While you don’t need to give me this much backstory to get me to play a game with tons of colorful poker chips, I love the game-within-a-game backstory that War Chest comes with. The premise goes like this: War Chest is a replica of a game given to future monarchs. To prepare the child to become a great leader, they will play this “game of coins”. The child will think they are simply playing a game, but in reality, they will really be learning how to rule the land and fight battles. Unsurprisingly, learning how to play this game is a lot simpler than it is to master it.
How To Play
Each round, players will grab three coins from their bag and alternate playing them. The goal is to place all six of your Control Markers. Easy enough, right?
One action you can do with your coins is place it on the board. This creates a unit of the pictured type. There are 16 units in the game, but each player will only have four in a given game. Because you can only have one type of each unit on the board, a second unit can alternatively be played on top of a previously placed piece. This is called bolstering and makes it more difficult for your unit to be removed by an attack.
A second option for your coin is to discard it face-up. This allows you to move a corresponding unit on the board, place a control market under a unit on a neutral location, attack an adjacent enemy unit, or use a unit’s tactic on its card. Though this may seem like a lot of options to remember at first, just think of it like you’re showing proof that you can actually activate the corresponding unit.
Your third option for your coin is to discard it face-down. This allows you can claim initiative for the next round, recruit a new coin from your supply, or pass your turn if strategically you need to hold out a bit longer.
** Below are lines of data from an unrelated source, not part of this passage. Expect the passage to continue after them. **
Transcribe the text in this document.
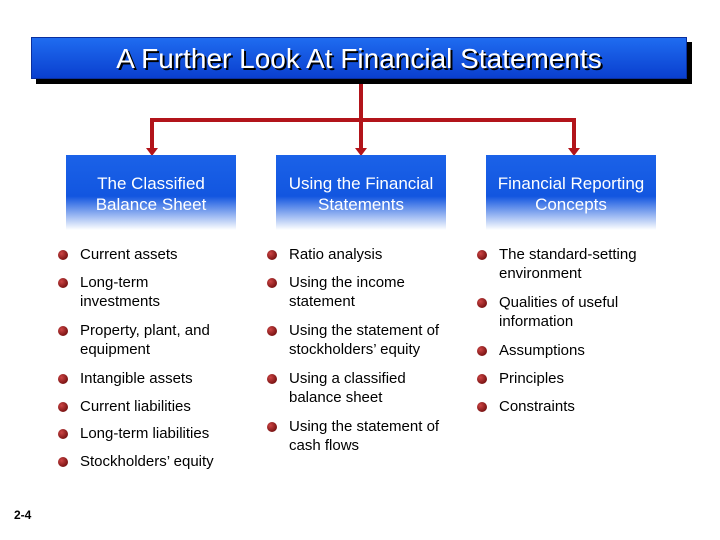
A Further Look At Financial Statements
The Classified Balance Sheet
Using the Financial Statements
Financial Reporting Concepts
Current assets
Long-term investments
Property, plant, and equipment
Intangible assets
Current liabilities
Long-term liabilities
Stockholders’ equity
Ratio analysis
Using the income statement
Using the statement of stockholders’ equity
Using a classified balance sheet
Using the statement of cash flows
The standard-setting environment
Qualities of useful information
Assumptions
Principles
Constraints
2-4
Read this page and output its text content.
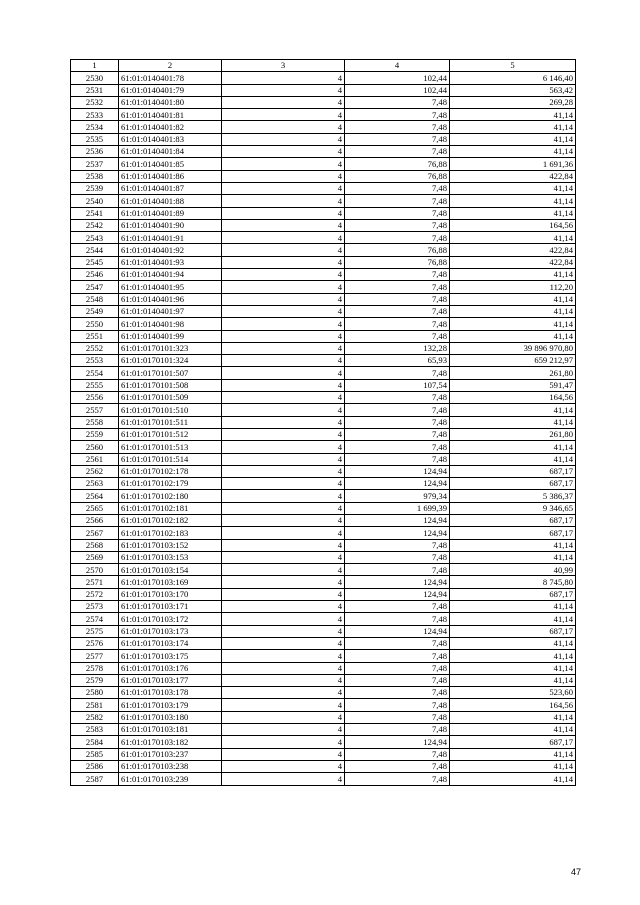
1	2	3	4	5
2530	61:01:0140401:78	4	102,44	6 146,40
2531	61:01:0140401:79	4	102,44	563,42
2532	61:01:0140401:80	4	7,48	269,28
2533	61:01:0140401:81	4	7,48	41,14
2534	61:01:0140401:82	4	7,48	41,14
2535	61:01:0140401:83	4	7,48	41,14
2536	61:01:0140401:84	4	7,48	41,14
2537	61:01:0140401:85	4	76,88	1 691,36
2538	61:01:0140401:86	4	76,88	422,84
2539	61:01:0140401:87	4	7,48	41,14
2540	61:01:0140401:88	4	7,48	41,14
2541	61:01:0140401:89	4	7,48	41,14
2542	61:01:0140401:90	4	7,48	164,56
2543	61:01:0140401:91	4	7,48	41,14
2544	61:01:0140401:92	4	76,88	422,84
2545	61:01:0140401:93	4	76,88	422,84
2546	61:01:0140401:94	4	7,48	41,14
2547	61:01:0140401:95	4	7,48	112,20
2548	61:01:0140401:96	4	7,48	41,14
2549	61:01:0140401:97	4	7,48	41,14
2550	61:01:0140401:98	4	7,48	41,14
2551	61:01:0140401:99	4	7,48	41,14
2552	61:01:0170101:323	4	132,28	39 896 970,80
2553	61:01:0170101:324	4	65,93	659 212,97
2554	61:01:0170101:507	4	7,48	261,80
2555	61:01:0170101:508	4	107,54	591,47
2556	61:01:0170101:509	4	7,48	164,56
2557	61:01:0170101:510	4	7,48	41,14
2558	61:01:0170101:511	4	7,48	41,14
2559	61:01:0170101:512	4	7,48	261,80
2560	61:01:0170101:513	4	7,48	41,14
2561	61:01:0170101:514	4	7,48	41,14
2562	61:01:0170102:178	4	124,94	687,17
2563	61:01:0170102:179	4	124,94	687,17
2564	61:01:0170102:180	4	979,34	5 386,37
2565	61:01:0170102:181	4	1 699,39	9 346,65
2566	61:01:0170102:182	4	124,94	687,17
2567	61:01:0170102:183	4	124,94	687,17
2568	61:01:0170103:152	4	7,48	41,14
2569	61:01:0170103:153	4	7,48	41,14
2570	61:01:0170103:154	4	7,48	40,99
2571	61:01:0170103:169	4	124,94	8 745,80
2572	61:01:0170103:170	4	124,94	687,17
2573	61:01:0170103:171	4	7,48	41,14
2574	61:01:0170103:172	4	7,48	41,14
2575	61:01:0170103:173	4	124,94	687,17
2576	61:01:0170103:174	4	7,48	41,14
2577	61:01:0170103:175	4	7,48	41,14
2578	61:01:0170103:176	4	7,48	41,14
2579	61:01:0170103:177	4	7,48	41,14
2580	61:01:0170103:178	4	7,48	523,60
2581	61:01:0170103:179	4	7,48	164,56
2582	61:01:0170103:180	4	7,48	41,14
2583	61:01:0170103:181	4	7,48	41,14
2584	61:01:0170103:182	4	124,94	687,17
2585	61:01:0170103:237	4	7,48	41,14
2586	61:01:0170103:238	4	7,48	41,14
2587	61:01:0170103:239	4	7,48	41,14
47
As soon as someone places their sixth Control Market on the board, the game is over.
Imagine a king who fights his own battles. Wouldn’t that be a sight?
The first thing you will likely notice about War Chest are the coins. The hefty poker chips are colorful with a metallic sheen that that instantly grabs your attention. Shuffling your hand around in the velvety bag and grabbing at your chips is an undeniably satisfying tactile sensation. Though most of the game is spent in quiet contemplation, if you listen closely, you’ll hear the clanking of coins in players’ hands like weird plastic chimes in the wind.
As for the game itself, War Chest is a kind of enhanced abstract. There is some text to read on the unit cards, but it’s not a major hindrance to the game’s pacing. It’s not difficult to get a quick visual read of the board and plan your next move accordingly. You can reference your own and other’s supply and cards fairly easily, which is good since keeping track of the unit stacks is integral to playing well.
Strategically, the game centers around the bag-building, playing the probabilities and stacking your deck (so to speak) accordingly. You start the game with two of each unit in your bag, plus a Royal Coin (that you mostly use for discarding face-down). Recruiting additional units is a delicate balance between having enough pieces to activate units on the board while also not overfilling your bag to the point that you cannot rely on what’s likely to come up next. Ultimately, this means War Chest is very dynamic and misplaying the bag-building will be difficult to recover from. For example, ending up with just one coin of a unit on the battlefield means you will never be able to move it or do anything else with it. This means that sometimes War Chest feels more like a war of attrition than a battle for location control.
Though at first the game seems to have a slow start as players build up their units, the battlefield will quickly become bloody. Because of the restriction that there can only be one stack of each unit, the battlefield stays relatively open throughout the game. It’s clear that your job is to push your units forward while not leaving too big of an opportunity for your opponent, but that’s a lot easier said than done. Pieces come onto and off the board, meaning you can’t get too attached to your units. This fluidity will be incredibly frustrating to some players while being an enjoyable challenge to others.
All this is to say that War Chest’s very nature is polarizing. Not only do you have asymmetrical play between players, each game will consist of four unique units that you will need to figure out how to optimize. There is no denying that this provides a lot of tactical decision space. However, this very structure means you will know as soon as you start playing whether it’s a For Me or Not For Me game. While repeated plays did lend me to understanding the game’s nuances better, monitoring my own and my opponent’s units more, and improve my overall strategy, it never became a satisfying experience.
War Chest is a game that demands to be practiced. This is not the kind of abstract you can casually break out. Dedicated opponents and hours of play will likely be very rewarding. There is nothing I can knock War Chest for in terms of mechanics and design; it’s a creative approach to an abstract and works as intended. My main complaint centers around the game not doling out enough fun in what it does. I guess I will never become a great monarch.